En 2006, avec la comédie policière Bon Cop, Bad Cop, où Patrick Huard et Colm Feore forment un duo de choc, Érik Canuel fracasse le box-office avec des recettes de plus de 12 millions. Si le Jutra de la réalisation lui échappe en 2007, il remporte celui du Film s’étant le plus illustré à l’extérieur du Québec l’année suivante.

« Il y a eu des enjeux de financement, raconte Patrick Roy. Avec Patrick Huard, qui était aussi l’un des scénaristes, il a dû faire des changements importants. Il a prouvé son grand professionnalisme et qu’il était capable de se virer sur un 10 cents dans des conditions pas toujours faciles. Érik avait un style très unique, qui n’a pas été imité ; il a été l’un des premiers à faire du cinéma de genre. Il a amené notre cinématographie là où elle n’était jamais allée. »

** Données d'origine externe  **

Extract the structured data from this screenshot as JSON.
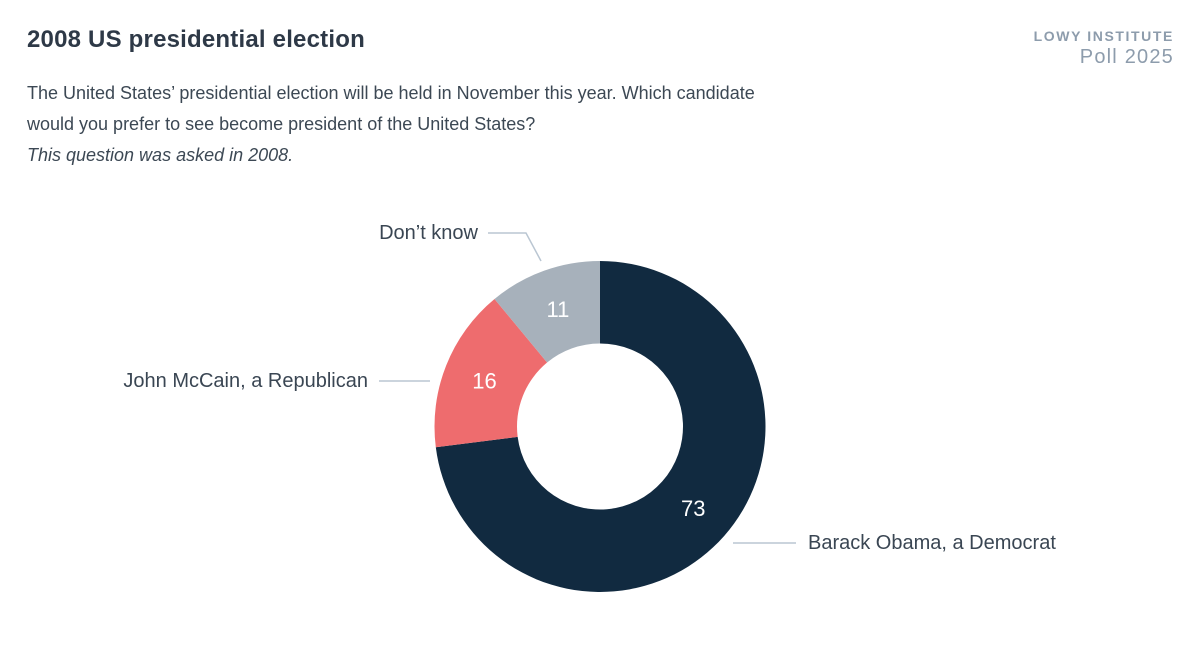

Un grand passionné de cinéma

« Érik Canuel était non seulement un réalisateur de films de genre, c’était le réalisateur de tous les genres, a écrit sur Facebook Marc Lamothe, directeur des partenariats de Fantasia. Comme Jean-Claude Lord, Yves Simoneau, André Melançon et Roger Cantin, c’est un artiste qui a su défoncer des portes pour permettre à des générations de donner dans le genre au Québec. Dès l’hiver dernier, j’échangeais régulièrement avec Érik, car le festival souhaitait lui remettre cet été le prix Denis-Héroux, un prix de carrière soulignant une contribution exceptionnelle au développement et à la diffusion du cinéma de genre et du cinéma indépendant québécois. »

Le prix sera décerné à titre posthume lors d’une projection d’une copie 35 mm de La loi du cochon, le 22 juillet. Depuis 2019, où il avait signé quatre épisodes de la série Transplant, Érik Canuel, à qui l’on doit aussi Cadavres (2009) et Lac Mystère (2012), n’avait plus tourné.

« Mon frère était le plus grand passionné de cinéma que j’ai connu. Il voulait encore faire du cinéma, il avait deux ou trois projets en tête. Il recevait encore des offres, mais ce n’était plus possible à cause de la maladie. Notre dernière production ensemble aura été 9 – le film, écrit par Stéphane E. Roy ; je jouais dans le segment qu’il avait réalisé, “Halte routière” », confie Nicolas Canuel.

« Érik avait tellement de projets, il avait cette folie de vouloir tout tourner. Il s’amusait follement à raconter des histoires avec une telle énergie, une telle générosité. Pendant sept ou huit ans, il a tourné un film par année. Rares sont les réalisateurs qui ont navigué à travers les genres avec autant d’intelligence ; il avait su rendre le cinéma commercial, accessible et rassembleur. C’est une grosse perte pour le cinéma », conclut Nathalie Brunet, qui a été l’agente du cinéaste durant 28 ans.